= Vincent Houdry =

French Jesuit preacher and writer

Vincent Houdry (23 January 1631 in Tours – 21 March 1729 in Paris) was a French Jesuit and writer on ascetics.

==Biography==

According to the catalogues of the Society of Jesus, Houdry entered the Society of Jesus at Paris on 10 October 1647, and after the novitiate followed the regular course of studies (three years philosophy and four years theology). For a considerable while he was engaged in teaching: classics, six years; rhetoric, one year; philosophy, four years. After this he became a celebrated pulpit orator, preaching for the next twenty-five years in the more important cities of France. During the remainder of his life he was principally occupied in writing sermons.

He died on 21 March 1729 in Paris at the age of 98. His obituary in the archives of the Society praises his talent as an orator and his never-tiring industry as a speaker and a writer. Among his virtues, his faithful observance of the rules, even to the ninety-ninth year of his life, is especially mentioned.

==Writings==

Houdry left two important homiletic works. His collected sermons, under the title Sermons sour tous les sujets de la morale chrétienne, appeared in Paris, 1696-1702. It comprises five parts in twenty-two volumes, and has run through several editions; it was also printed in part in a German translation at Augsburg in 1739. With his wonted scrupulous care, he supplemented it by an index volume, together with a treatise on the imitation of famous preachers. (A collection from the large work can be found in Migne, "Collection des orateurs sacrés", XXXVI, XXXVII.)
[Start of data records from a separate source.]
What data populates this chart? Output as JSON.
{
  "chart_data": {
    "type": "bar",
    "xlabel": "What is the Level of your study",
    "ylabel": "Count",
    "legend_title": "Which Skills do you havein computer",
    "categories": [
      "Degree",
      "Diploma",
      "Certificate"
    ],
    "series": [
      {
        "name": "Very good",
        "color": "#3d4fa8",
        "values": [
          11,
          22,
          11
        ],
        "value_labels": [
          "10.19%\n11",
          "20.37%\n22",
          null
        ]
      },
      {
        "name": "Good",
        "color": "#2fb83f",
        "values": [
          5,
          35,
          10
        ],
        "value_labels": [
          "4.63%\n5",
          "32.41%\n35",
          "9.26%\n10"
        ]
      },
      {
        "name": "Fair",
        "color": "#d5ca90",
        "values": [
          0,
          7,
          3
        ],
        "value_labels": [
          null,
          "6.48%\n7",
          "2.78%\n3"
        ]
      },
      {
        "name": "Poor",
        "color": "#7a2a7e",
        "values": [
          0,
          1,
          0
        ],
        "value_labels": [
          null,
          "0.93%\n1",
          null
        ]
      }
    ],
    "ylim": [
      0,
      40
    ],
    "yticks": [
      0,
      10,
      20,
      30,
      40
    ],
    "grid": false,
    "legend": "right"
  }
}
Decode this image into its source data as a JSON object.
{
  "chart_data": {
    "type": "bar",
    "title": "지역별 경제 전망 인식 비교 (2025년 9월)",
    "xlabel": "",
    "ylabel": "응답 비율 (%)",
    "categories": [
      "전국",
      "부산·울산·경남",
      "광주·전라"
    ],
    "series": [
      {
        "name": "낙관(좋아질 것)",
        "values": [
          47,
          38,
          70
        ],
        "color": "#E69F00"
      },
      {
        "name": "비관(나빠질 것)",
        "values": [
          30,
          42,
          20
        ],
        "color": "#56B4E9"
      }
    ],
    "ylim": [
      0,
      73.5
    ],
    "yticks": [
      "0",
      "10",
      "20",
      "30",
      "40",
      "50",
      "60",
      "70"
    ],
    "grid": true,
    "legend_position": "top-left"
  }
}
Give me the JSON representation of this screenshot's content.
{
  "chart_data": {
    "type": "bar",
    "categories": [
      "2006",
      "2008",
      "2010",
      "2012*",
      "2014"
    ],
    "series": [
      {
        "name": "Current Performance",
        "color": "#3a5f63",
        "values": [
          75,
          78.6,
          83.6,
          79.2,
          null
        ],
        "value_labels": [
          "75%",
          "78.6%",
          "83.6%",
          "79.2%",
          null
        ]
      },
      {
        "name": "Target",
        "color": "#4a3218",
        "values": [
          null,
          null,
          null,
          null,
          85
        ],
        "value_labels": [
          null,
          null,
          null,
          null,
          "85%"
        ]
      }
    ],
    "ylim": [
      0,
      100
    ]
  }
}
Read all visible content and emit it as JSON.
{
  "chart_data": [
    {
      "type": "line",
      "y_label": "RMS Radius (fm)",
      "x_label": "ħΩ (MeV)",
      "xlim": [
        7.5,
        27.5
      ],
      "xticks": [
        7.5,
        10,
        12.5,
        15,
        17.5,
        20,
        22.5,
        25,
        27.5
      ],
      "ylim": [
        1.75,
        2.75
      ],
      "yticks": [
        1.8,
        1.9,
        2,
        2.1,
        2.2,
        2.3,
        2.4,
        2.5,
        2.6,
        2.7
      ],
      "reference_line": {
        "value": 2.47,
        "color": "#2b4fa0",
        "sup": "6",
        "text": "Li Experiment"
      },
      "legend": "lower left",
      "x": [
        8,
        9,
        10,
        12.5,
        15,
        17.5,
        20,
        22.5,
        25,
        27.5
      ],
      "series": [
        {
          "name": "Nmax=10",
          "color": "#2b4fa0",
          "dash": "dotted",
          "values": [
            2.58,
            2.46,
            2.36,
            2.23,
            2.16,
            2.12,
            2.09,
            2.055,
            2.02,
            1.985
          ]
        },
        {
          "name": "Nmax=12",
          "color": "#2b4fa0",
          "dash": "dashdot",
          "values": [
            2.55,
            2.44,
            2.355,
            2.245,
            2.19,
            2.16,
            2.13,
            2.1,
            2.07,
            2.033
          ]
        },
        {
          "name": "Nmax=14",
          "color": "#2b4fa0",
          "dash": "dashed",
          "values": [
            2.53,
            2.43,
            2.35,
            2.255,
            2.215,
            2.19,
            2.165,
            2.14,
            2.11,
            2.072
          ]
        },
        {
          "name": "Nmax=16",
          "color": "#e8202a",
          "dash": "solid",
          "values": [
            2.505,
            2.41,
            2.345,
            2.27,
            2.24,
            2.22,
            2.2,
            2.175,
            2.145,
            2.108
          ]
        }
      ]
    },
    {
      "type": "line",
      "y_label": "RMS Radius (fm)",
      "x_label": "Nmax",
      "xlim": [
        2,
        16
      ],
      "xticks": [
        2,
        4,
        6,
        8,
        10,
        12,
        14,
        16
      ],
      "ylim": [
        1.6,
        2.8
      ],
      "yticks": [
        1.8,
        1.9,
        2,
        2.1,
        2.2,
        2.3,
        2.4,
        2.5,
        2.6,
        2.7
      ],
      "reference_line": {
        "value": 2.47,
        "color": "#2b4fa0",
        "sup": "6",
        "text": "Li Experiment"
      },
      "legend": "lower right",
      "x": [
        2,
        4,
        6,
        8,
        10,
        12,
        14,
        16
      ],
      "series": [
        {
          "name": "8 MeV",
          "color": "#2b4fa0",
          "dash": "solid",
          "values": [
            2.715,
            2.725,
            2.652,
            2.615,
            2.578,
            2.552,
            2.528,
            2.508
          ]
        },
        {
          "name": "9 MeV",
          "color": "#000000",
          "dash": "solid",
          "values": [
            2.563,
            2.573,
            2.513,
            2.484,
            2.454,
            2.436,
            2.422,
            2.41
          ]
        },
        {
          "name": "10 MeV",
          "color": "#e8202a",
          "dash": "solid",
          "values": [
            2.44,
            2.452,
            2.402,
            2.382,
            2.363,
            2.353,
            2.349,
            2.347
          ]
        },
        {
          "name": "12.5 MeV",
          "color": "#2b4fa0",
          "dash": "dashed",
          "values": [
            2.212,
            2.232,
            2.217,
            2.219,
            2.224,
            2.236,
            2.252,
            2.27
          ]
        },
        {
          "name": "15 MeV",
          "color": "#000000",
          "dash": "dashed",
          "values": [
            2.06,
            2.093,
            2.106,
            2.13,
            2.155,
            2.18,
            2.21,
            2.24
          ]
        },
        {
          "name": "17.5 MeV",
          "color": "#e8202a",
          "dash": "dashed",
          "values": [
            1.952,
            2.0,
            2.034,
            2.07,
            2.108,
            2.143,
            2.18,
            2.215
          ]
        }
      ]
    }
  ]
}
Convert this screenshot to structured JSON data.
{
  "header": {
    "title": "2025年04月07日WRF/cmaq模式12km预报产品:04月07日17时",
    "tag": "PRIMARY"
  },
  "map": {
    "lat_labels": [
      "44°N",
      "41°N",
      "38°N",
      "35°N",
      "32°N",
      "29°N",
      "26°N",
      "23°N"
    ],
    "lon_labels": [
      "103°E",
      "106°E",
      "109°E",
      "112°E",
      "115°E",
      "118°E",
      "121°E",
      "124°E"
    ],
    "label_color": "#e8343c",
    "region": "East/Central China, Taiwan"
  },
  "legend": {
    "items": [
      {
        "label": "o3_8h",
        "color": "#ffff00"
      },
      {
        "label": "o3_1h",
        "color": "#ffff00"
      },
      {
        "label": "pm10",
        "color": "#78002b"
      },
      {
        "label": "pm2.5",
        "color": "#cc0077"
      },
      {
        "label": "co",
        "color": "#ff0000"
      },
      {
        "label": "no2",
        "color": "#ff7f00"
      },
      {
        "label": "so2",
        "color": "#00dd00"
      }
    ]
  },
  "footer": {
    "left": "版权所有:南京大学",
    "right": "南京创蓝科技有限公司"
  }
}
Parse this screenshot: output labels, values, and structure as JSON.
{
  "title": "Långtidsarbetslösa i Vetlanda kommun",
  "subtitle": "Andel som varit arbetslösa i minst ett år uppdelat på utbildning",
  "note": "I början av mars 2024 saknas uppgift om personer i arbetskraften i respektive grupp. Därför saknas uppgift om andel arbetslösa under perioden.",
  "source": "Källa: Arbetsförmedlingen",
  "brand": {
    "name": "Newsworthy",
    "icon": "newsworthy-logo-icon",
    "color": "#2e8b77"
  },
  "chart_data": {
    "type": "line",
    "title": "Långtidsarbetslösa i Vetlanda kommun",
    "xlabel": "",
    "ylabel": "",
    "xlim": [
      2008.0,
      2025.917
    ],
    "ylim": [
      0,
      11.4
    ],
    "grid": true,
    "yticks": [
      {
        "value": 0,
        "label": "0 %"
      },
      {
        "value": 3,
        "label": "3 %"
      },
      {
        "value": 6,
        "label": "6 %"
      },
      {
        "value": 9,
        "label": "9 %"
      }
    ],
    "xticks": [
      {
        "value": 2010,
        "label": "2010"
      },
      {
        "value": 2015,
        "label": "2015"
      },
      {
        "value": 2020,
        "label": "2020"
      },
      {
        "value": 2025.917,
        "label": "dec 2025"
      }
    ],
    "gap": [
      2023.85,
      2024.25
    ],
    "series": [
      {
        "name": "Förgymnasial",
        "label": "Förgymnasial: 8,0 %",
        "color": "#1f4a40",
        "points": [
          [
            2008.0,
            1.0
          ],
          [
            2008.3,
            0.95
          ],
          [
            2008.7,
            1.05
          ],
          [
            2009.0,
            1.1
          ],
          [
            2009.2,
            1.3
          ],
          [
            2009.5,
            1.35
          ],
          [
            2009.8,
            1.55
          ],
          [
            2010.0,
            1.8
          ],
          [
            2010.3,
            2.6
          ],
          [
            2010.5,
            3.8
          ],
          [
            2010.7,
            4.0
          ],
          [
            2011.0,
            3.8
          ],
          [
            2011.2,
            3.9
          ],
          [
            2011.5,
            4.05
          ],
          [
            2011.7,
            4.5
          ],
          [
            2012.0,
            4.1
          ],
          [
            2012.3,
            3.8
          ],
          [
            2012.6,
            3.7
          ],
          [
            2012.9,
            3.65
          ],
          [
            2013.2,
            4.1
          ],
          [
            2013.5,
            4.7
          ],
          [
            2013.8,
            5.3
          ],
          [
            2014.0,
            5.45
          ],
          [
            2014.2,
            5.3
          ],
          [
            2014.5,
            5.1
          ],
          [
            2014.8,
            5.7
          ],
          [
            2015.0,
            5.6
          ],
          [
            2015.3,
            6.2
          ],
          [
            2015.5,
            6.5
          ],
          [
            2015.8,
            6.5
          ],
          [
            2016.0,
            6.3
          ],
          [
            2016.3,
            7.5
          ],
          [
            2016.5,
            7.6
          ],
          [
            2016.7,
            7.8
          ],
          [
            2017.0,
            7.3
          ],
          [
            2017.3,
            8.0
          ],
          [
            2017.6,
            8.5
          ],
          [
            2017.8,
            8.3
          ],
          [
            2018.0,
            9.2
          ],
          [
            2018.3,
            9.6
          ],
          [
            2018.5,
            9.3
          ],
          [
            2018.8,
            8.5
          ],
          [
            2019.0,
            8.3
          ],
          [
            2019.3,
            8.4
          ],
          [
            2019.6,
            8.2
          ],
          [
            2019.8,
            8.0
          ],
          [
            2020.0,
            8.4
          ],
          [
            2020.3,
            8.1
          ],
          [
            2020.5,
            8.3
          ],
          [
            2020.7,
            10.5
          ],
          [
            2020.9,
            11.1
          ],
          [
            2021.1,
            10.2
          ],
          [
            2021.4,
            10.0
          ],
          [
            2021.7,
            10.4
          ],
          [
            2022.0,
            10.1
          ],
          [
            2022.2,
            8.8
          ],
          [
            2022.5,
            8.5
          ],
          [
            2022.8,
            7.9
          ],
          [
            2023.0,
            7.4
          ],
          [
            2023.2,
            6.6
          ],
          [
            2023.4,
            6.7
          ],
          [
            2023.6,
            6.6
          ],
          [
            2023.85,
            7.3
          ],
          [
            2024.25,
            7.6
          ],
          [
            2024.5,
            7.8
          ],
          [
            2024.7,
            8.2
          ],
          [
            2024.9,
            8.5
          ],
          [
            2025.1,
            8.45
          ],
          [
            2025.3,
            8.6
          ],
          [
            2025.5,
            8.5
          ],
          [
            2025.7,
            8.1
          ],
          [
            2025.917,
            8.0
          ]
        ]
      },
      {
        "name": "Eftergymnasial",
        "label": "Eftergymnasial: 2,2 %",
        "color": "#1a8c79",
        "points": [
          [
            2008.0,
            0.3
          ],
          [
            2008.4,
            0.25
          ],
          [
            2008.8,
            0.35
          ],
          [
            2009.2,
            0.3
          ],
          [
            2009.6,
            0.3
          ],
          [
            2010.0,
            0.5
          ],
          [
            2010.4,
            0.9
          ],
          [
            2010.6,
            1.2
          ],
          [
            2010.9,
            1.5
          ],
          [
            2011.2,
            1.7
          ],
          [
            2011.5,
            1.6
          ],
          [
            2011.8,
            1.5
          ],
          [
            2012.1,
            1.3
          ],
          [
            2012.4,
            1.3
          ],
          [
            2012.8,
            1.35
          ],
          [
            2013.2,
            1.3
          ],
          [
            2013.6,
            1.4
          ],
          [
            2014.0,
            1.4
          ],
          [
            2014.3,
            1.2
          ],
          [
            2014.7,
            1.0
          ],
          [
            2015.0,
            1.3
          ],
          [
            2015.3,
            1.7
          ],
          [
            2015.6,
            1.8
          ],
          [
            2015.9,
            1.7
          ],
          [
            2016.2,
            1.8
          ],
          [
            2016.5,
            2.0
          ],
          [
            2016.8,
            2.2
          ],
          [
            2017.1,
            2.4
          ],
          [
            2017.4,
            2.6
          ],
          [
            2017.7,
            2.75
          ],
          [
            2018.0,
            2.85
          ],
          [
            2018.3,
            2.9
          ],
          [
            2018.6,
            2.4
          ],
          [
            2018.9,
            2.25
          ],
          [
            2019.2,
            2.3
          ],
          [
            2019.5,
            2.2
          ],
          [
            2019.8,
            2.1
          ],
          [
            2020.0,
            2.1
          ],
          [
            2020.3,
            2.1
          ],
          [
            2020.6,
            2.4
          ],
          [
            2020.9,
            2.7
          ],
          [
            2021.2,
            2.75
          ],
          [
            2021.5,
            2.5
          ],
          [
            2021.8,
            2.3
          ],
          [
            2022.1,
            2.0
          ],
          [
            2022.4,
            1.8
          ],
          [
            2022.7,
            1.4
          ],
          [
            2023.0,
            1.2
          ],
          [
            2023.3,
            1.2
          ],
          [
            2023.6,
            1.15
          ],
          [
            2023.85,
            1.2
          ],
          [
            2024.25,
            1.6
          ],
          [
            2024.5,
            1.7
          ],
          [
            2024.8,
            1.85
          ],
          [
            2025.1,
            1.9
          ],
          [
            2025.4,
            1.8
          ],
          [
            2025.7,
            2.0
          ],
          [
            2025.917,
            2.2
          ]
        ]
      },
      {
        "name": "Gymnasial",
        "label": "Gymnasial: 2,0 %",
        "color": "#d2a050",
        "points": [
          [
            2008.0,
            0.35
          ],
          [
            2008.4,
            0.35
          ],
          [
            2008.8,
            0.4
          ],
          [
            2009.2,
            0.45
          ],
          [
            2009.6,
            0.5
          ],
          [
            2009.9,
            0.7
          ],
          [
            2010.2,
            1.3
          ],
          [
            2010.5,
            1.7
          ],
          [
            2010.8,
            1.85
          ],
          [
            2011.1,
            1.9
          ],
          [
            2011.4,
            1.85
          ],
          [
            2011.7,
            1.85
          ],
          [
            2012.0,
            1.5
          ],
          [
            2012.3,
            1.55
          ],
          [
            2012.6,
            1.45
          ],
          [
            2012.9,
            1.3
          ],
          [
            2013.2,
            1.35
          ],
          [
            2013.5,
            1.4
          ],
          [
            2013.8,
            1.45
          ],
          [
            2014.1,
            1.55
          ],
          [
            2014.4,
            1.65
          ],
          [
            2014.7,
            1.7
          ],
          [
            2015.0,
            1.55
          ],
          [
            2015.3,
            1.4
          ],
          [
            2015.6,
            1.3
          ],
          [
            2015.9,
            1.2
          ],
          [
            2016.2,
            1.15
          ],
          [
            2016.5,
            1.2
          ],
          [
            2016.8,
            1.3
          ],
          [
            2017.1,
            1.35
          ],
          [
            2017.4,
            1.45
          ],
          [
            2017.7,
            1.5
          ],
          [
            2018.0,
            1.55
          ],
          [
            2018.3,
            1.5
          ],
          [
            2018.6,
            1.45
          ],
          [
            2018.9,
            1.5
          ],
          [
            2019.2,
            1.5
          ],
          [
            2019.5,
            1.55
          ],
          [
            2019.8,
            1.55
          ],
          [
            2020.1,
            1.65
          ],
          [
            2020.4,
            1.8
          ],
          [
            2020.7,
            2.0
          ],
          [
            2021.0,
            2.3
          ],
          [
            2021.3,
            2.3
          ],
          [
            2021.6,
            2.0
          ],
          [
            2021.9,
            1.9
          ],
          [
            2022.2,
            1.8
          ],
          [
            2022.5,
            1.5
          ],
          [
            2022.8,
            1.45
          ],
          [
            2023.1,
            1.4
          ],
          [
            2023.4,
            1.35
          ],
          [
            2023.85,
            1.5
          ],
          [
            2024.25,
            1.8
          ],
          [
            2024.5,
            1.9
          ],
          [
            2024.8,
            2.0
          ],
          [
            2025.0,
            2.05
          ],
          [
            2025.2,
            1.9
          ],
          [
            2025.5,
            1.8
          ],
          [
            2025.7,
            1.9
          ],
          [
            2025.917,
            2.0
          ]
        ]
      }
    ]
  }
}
Houdry's second great literary work, La bibliothèque des predicateurs 'library of preachers', consists of an ambitiously planned collection of materials for preachers, which he called a "library", and which was published, 1712-1725, in twenty-three volumes at Lyons. Two translations of this work in Latin and one in Italian have been completed; and as recently as 1862 a "Biblical Patristic Concordance for Preachers and Catechists" was compiled from it.

In the introductions to both works, Houdry sets forth his views on the functions of a preacher and criticizes the style of preaching in vogue in his time. In 1702, the famous preacher published a small ascetic treatise in two volumes, on the exercises of St. Ignatius, the founder of the Jesuits, addressed to priests and accordingly written in Latin.